La Cour d’appel de Douai, dans un arrêt du 5 mai 2011, statue sur l’appel formé contre une ordonnance de non-conciliation rendue dans le cadre d’une procédure de divorce. L’époux sollicitait la réformation de plusieurs mesures provisoires, notamment concernant l’attribution onéreuse du domicile conjugal, la fixation d’une résidence alternée pour les enfants et la réduction de sa contribution à leur entretien. L’épouse demandait quant à elle la confirmation de l’ordonnance, sous réserve de la gratuité de la jouissance d’un véhicule. La Cour, après avoir écarté la demande d’audition des enfants qui n’avaient pas formulé ce vœu, réforme partiellement la décision première instance. Elle retient une approche pragmatique des mesures provisoires, centrée sur l’intérêt des enfants et la situation financière des époux. L’arrêt illustre la conciliation entre les principes directeurs du droit des mesures provisoires et l’examen concret des circonstances de l’espèce.
**L’affirmation d’une conception finaliste des mesures provisoires**
La Cour adopte une interprétation téléologique des dispositions régissant les mesures provisoires. Concernant l’attribution du logement familial, elle écarte tout formalisme lié à la propriété du bien. Elle rappelle que “l’attribution en jouissance étant une simple mesure matérielle”. La qualification juridique du bien, propriété personnelle de l’épouse en l’espèce, est ainsi considérée comme indifférente. Le critère déterminant réside dans “la situation financière du bénéficiaire”. La Cour opère ici un recentrage sur la fonction de l’article 285-1 du code civil, visant à pourvoir aux besoins immédiats du conjoint le plus démuni. La gratuité constitue un complément au devoir de secours, non un droit attaché à la qualité de propriétaire. Cette analyse restrictive de la gratuité se vérifie également pour la jouissance du véhicule. La Cour exige une démonstration positive de la situation justifiant la gratuité, que l’épouse n’apporte pas.
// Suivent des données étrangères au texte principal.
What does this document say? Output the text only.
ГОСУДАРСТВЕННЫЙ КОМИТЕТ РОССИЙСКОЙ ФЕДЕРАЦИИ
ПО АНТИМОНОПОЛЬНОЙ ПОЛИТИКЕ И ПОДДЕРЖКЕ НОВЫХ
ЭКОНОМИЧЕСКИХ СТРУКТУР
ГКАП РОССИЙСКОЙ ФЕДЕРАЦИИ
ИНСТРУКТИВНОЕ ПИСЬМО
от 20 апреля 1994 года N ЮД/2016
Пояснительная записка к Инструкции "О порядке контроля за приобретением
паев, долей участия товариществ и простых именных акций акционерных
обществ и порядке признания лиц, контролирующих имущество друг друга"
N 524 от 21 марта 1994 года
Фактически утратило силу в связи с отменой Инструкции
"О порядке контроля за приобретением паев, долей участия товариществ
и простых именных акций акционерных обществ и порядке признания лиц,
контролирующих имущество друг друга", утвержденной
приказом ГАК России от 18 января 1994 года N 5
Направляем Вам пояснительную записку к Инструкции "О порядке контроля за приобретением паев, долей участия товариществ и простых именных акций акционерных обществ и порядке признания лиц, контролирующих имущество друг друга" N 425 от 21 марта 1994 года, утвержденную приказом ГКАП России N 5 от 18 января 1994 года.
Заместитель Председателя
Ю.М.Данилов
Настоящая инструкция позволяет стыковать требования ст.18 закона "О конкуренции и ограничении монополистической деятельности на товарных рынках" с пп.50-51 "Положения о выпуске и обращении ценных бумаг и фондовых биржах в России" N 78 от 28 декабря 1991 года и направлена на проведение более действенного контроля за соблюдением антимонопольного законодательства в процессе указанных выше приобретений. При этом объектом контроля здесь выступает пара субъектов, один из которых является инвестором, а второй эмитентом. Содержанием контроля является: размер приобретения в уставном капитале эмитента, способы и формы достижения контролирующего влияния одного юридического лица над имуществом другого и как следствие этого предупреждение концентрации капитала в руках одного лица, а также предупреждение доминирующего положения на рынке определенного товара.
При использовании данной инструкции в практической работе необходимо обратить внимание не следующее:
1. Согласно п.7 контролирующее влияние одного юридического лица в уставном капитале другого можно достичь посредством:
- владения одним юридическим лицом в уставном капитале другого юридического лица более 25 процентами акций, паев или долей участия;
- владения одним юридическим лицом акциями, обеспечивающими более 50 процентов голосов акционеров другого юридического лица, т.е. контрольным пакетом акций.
La logique est identique : les mesures d’attribution sont appréciées à l’aune de leur finalité provisionnelle et compensatrice, non comme des prérogatives absolues.
L’intérêt supérieur de l’enfant guide avec une rigueur particulière l’examen des modalités de résidence. La Cour refuse d’instaurer une résidence alternée en invoquant “les tensions particulièrement vives existant entre les époux”. Elle applique strictement les conditions posées par l’article 373-2-9 du code civil, notamment “la capacité de chacun des parents à dépasser leur conflit”. Le refus est également motivé par “l’indispensable besoin de stabilité des enfants”. La Cour procède à une appréciation in concreto, tenant compte des âges respectifs des enfants. Elle refuse par ailleurs de transférer la résidence chez le père, estimant que les griefs allégués ne sont ni suffisamment prouvés ni de nature à rendre le changement indispensable. La solution consacre une application prudente de la résidence alternée, perçue non comme un droit des parents mais comme une modalité exceptionnelle subordonnée à un climat parental apaisé. La stabilité de l’enfant prime sur une égalité de temps purement arithmétique.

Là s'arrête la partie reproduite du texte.